California State Legislature
- Full name: California Child Actor's Bill
- Signed into law: 1939
- Code: California Family Code
- Section: 6752
- Website: Cal. Fam. Code § 6750, § 6751, § 6752, § 6753 Cal. Lab. Code § 1700.37

Status: Amended

= California Child Actor's Bill =

Law applicable to child performers

The California Child Actor's Bill (also known as Coogan Act or Coogan Bill) is a law applicable to child performers, designed to safeguard a portion of their earnings for when they reach the age of majority, and protect them from exploitation and abuse.

The original Bill was passed in 1939 by the State of California in response to the plight of Jackie Coogan, who earned millions of dollars as a successful child actor, only to discover upon reaching adulthood that his mother and stepfather had spent almost all of his money.
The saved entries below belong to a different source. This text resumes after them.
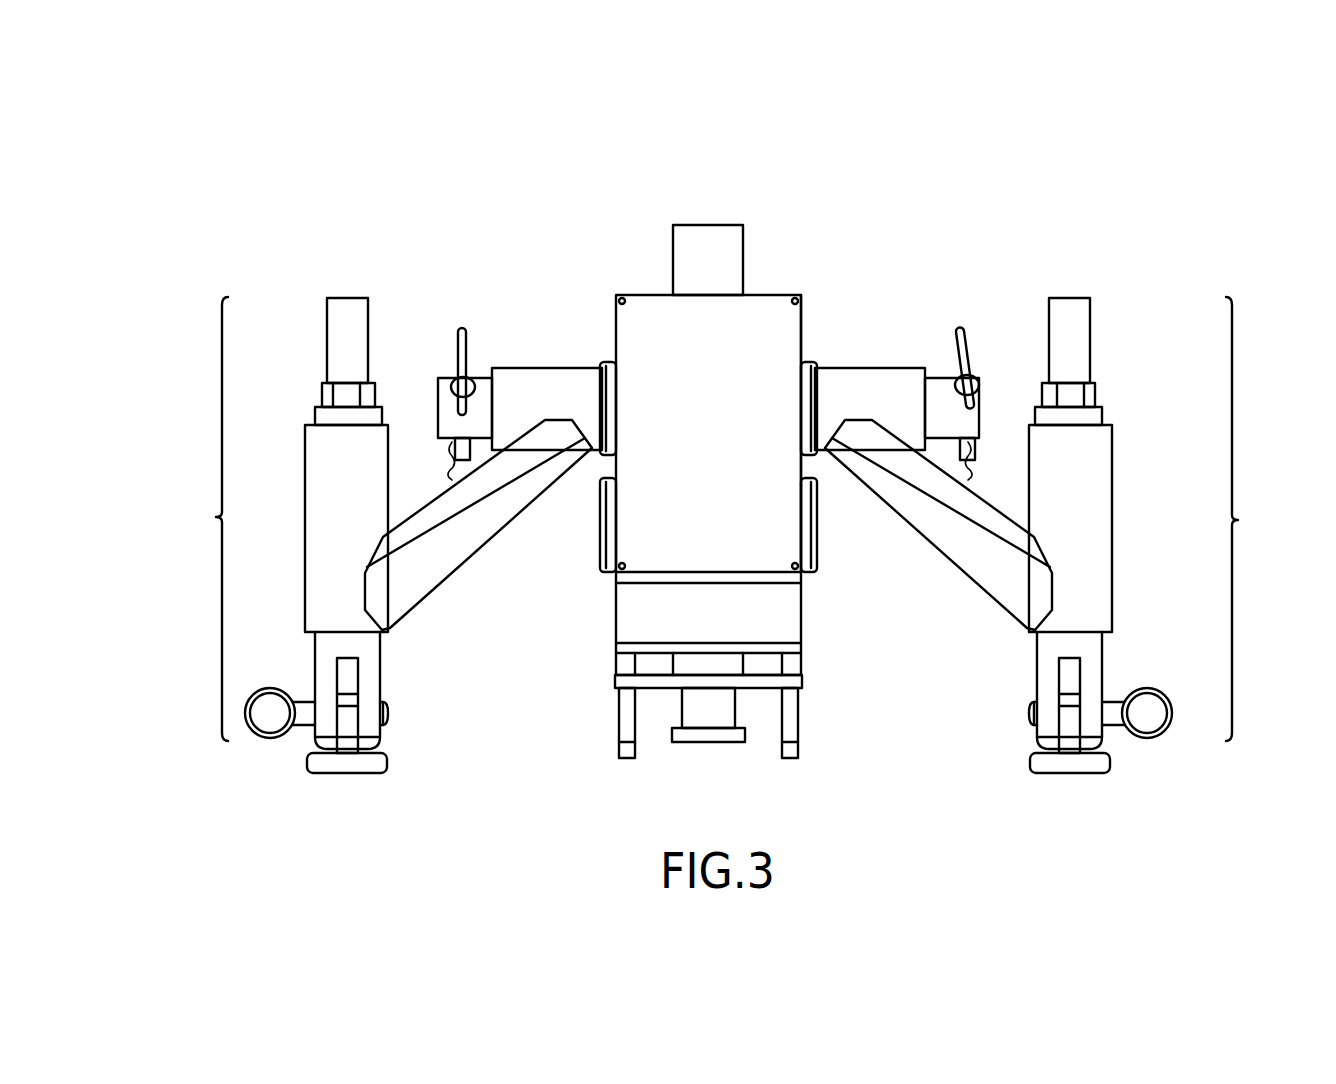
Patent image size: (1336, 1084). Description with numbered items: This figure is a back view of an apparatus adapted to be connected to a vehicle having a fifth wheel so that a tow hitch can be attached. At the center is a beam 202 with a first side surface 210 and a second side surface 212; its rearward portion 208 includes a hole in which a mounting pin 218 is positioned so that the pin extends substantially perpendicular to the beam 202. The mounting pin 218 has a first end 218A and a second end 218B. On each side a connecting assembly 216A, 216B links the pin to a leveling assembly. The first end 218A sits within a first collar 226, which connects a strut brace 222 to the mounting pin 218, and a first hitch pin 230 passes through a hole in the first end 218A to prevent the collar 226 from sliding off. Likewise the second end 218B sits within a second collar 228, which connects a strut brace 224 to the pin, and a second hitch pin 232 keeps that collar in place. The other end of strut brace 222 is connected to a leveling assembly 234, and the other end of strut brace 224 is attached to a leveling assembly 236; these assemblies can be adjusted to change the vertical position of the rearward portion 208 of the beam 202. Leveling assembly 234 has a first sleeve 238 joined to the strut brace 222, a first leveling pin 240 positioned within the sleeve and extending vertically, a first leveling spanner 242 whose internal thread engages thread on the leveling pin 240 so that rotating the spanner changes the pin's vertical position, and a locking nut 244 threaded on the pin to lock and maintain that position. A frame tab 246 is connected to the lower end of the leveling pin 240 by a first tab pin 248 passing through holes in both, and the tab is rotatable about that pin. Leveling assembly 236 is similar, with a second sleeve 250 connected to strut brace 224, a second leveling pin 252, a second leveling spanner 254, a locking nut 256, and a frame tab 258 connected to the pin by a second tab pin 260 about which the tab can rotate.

The beam 202 is at (766, 295).
The rearward portion 208 is at (858, 179).
The first side surface 210 is at (616, 318).
The second side surface 212 is at (803, 328).
The connecting assembly 216A is at (314, 271).
The connecting assembly 216B is at (1180, 255).
The first end of mounting pin 218A is at (534, 279).
The second end of mounting pin 218B is at (929, 278).
The mounting pin 218 is at (978, 420).
The strut brace 222 is at (497, 532).
The strut brace 224 is at (953, 558).
The first collar 226 is at (543, 368).
The second collar 228 is at (842, 368).
The first hitch pin 230 is at (461, 328).
The second hitch pin 232 is at (965, 330).
The leveling assembly 234 is at (214, 517).
The leveling assembly 236 is at (1240, 520).
The first sleeve 238 is at (305, 555).
The first leveling pin 240 is at (348, 298).
The first leveling spanner 242 is at (315, 416).
The locking nut 244 is at (322, 397).
The frame tab 246 is at (276, 768).
The first tab pin 248 is at (305, 700).
The second sleeve 250 is at (1112, 548).
The second leveling pin 252 is at (1069, 298).
The second leveling spanner 254 is at (1105, 416).
The locking nut 256 is at (1097, 390).
The frame tab 258 is at (1138, 761).
The second tab pin 260 is at (1110, 700).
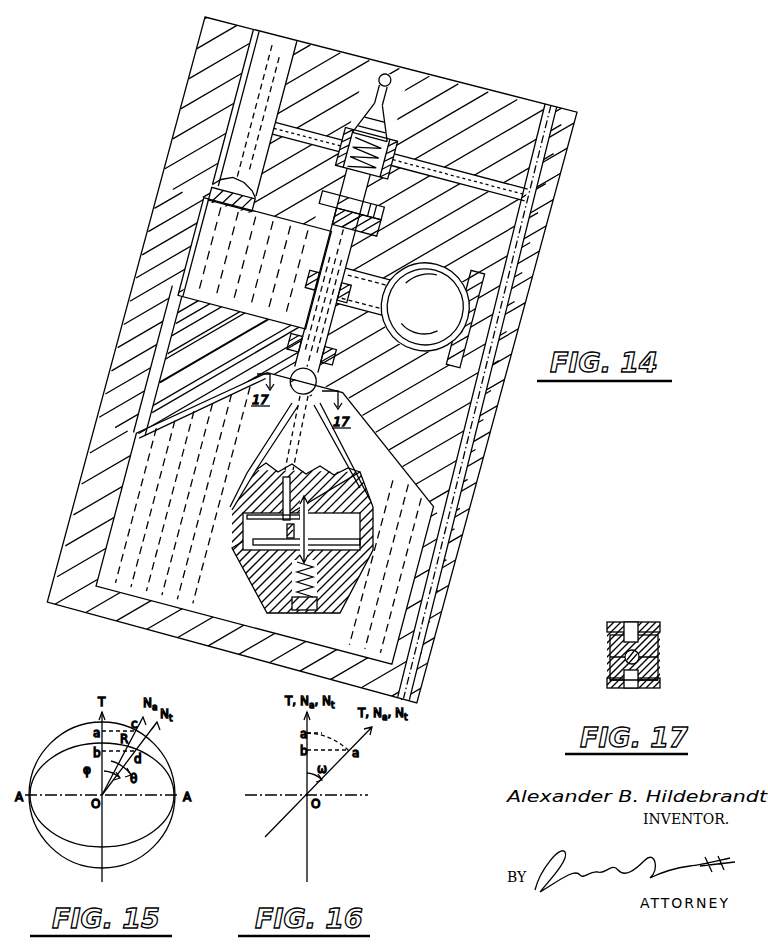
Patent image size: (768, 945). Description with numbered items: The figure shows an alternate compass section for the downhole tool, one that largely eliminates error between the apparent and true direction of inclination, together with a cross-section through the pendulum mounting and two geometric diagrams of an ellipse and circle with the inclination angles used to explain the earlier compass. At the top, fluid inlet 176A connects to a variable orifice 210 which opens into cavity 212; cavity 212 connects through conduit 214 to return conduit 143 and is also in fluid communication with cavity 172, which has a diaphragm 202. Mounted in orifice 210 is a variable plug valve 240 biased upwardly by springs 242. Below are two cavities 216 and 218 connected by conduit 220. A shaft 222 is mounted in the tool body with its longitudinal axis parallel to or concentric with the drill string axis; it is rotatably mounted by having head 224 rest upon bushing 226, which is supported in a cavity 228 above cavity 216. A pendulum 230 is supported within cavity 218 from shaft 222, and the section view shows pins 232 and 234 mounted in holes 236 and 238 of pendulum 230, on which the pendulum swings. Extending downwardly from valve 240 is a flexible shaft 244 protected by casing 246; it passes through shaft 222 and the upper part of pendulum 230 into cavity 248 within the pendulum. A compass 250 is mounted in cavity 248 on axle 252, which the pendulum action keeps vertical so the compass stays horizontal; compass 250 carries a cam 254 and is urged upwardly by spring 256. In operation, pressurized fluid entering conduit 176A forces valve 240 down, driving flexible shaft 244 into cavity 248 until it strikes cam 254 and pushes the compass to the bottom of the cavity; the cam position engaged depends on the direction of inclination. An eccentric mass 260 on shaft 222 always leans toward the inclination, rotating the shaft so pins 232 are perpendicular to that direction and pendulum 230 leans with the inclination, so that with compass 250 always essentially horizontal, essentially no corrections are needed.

In FIG. 14, the return conduit 143 is at (565, 114).
In FIG. 14, the cavity 172 is at (248, 113).
In FIG. 14, the diaphragm 202 is at (228, 182).
In FIG. 14, the fluid inlet 176A is at (387, 76).
In FIG. 14, the variable plug valve 240 is at (390, 110).
In FIG. 14, the variable orifice 210 is at (357, 122).
In FIG. 14, the cavity 212 is at (395, 138).
In FIG. 14, the springs 242 is at (343, 165).
In FIG. 14, the conduit 214 is at (443, 168).
In FIG. 14, the head 224 is at (327, 203).
In FIG. 14, the cavity 228 is at (377, 203).
In FIG. 14, the bushing 226 is at (380, 229).
In FIG. 14, the cavity 216 is at (300, 262).
In FIG. 14, the shaft 222 is at (307, 325).
In FIG. 17, the shaft 222 is at (658, 644).
In FIG. 14, the eccentric mass 260 is at (447, 314).
In FIG. 14, the conduit 220 is at (167, 337).
In FIG. 14, the cavity 218 is at (330, 637).
In FIG. 14, the pendulum 230 is at (270, 447).
In FIG. 17, the pendulum 230 is at (660, 684).
In FIG. 14, the casing 246 is at (295, 432).
In FIG. 17, the casing 246 is at (660, 657).
In FIG. 14, the cavity 248 is at (350, 528).
In FIG. 14, the flexible shaft 244 is at (287, 500).
In FIG. 17, the flexible shaft 244 is at (625, 657).
In FIG. 14, the axle 252 is at (287, 518).
In FIG. 14, the cam 254 is at (287, 528).
In FIG. 14, the compass 250 is at (257, 542).
In FIG. 14, the spring 256 is at (293, 578).
In FIG. 17, the pin 232 is at (628, 622).
In FIG. 17, the hole 236 is at (612, 639).
In FIG. 17, the hole 238 is at (612, 677).
In FIG. 17, the pin 234 is at (633, 688).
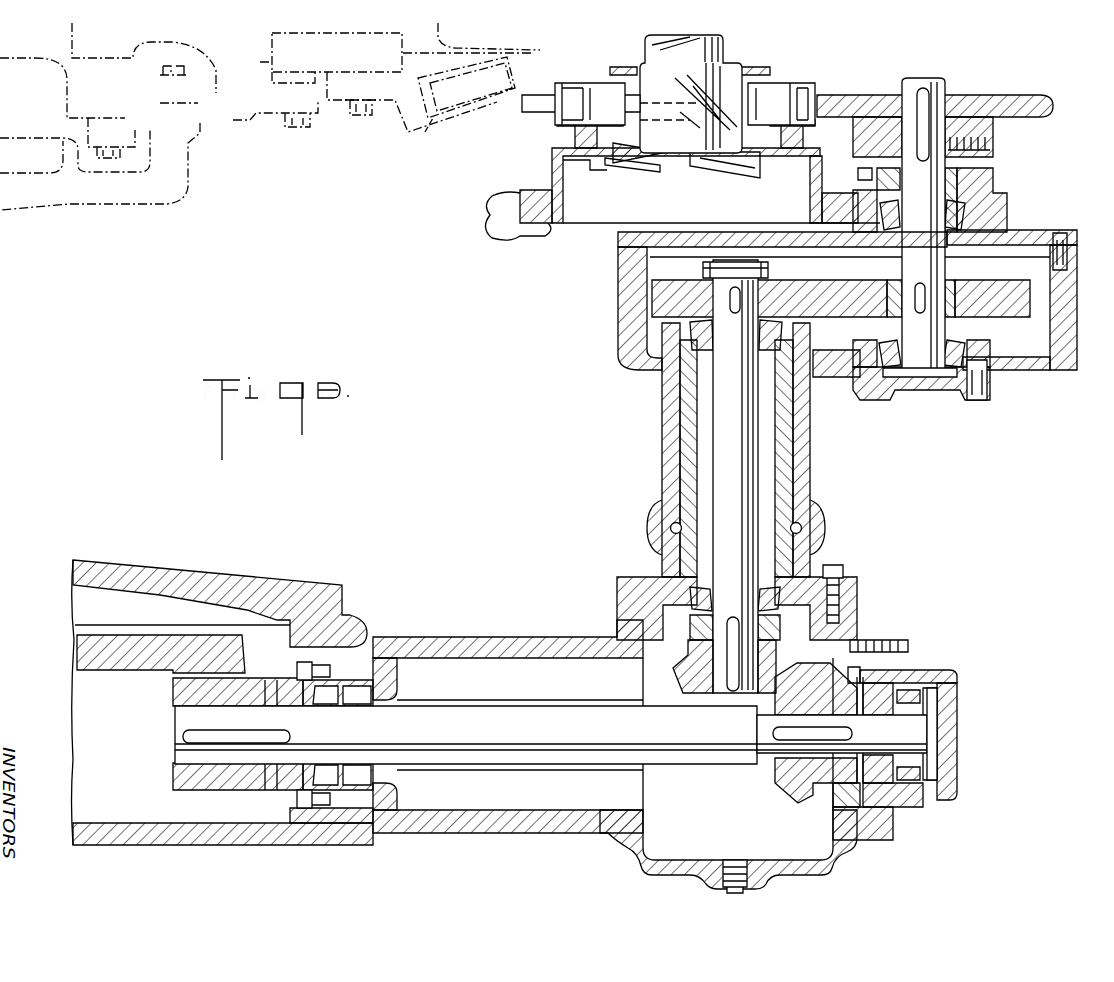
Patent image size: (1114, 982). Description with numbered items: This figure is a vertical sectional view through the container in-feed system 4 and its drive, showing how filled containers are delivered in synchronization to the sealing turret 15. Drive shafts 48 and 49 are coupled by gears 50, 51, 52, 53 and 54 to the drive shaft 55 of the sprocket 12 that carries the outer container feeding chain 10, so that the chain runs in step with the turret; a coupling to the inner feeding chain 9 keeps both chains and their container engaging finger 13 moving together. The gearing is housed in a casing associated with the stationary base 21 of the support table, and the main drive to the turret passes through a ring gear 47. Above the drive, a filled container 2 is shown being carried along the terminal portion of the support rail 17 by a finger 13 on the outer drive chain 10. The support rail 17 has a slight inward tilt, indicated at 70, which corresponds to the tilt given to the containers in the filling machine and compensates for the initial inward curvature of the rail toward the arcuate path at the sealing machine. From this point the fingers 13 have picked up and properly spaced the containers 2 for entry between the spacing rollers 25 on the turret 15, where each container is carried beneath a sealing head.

The container 2 is at (733, 68).
The in-feed system 4 is at (555, 133).
The container feeding chain 9 is at (575, 95).
The container feeding chain 10 is at (810, 83).
The end sprocket 12 is at (1003, 96).
The container engaging finger 13 is at (683, 121).
The sealing turret 15 is at (343, 148).
The support rail 17 is at (690, 164).
The stationary base 21 is at (180, 575).
The container spacing roller 25 is at (452, 107).
The ring gear 47 is at (188, 675).
The drive shaft 48 is at (527, 752).
The drive shaft 49 is at (730, 481).
The gear 50 is at (219, 795).
The gear 51 is at (790, 775).
The gear 52 is at (688, 673).
The gear 53 is at (655, 300).
The gear 54 is at (1000, 318).
The sprocket drive shaft 55 is at (930, 194).
The initial tilt of support rail 70 is at (750, 170).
Since then, it has been revised a few times, most recently on December 7, 2019. As it stands, money earned and accumulated under a contract under the code remains the sole legal property of the minor child. The law requires a child actor's employer to set aside 15% of the earnings in a trust (often called a Coogan Account) and codifies issues such as schooling, work hours, and time off.

The current version of the law is codified in sections 6750–53 of the California Family Code and section 1700.37 of the California Labor Code. The law provides that any of the parties may petition a court to approve an entertainment contract, and if the court does so, somewhat different rules apply. Most importantly, the child cannot escape their responsibilities under the contract by disaffirming them, which a child normally has the power to do.

Later revisions extended the scope of minors' entertainment contracts that the court can approve, to include contracts according to which a minor renders services as an "actor, actress, dancer, musician, comedian, singer, or other performer or entertainer, or as a writer, director, producer, production executive, choreographer, composer, conductor, or designer." Under the current law, the court may also approve contracts that involve the transfer of intellectual property. In September 2024, California Governor Gavin Newsom signed an expansion to the law to cover child social media content creators.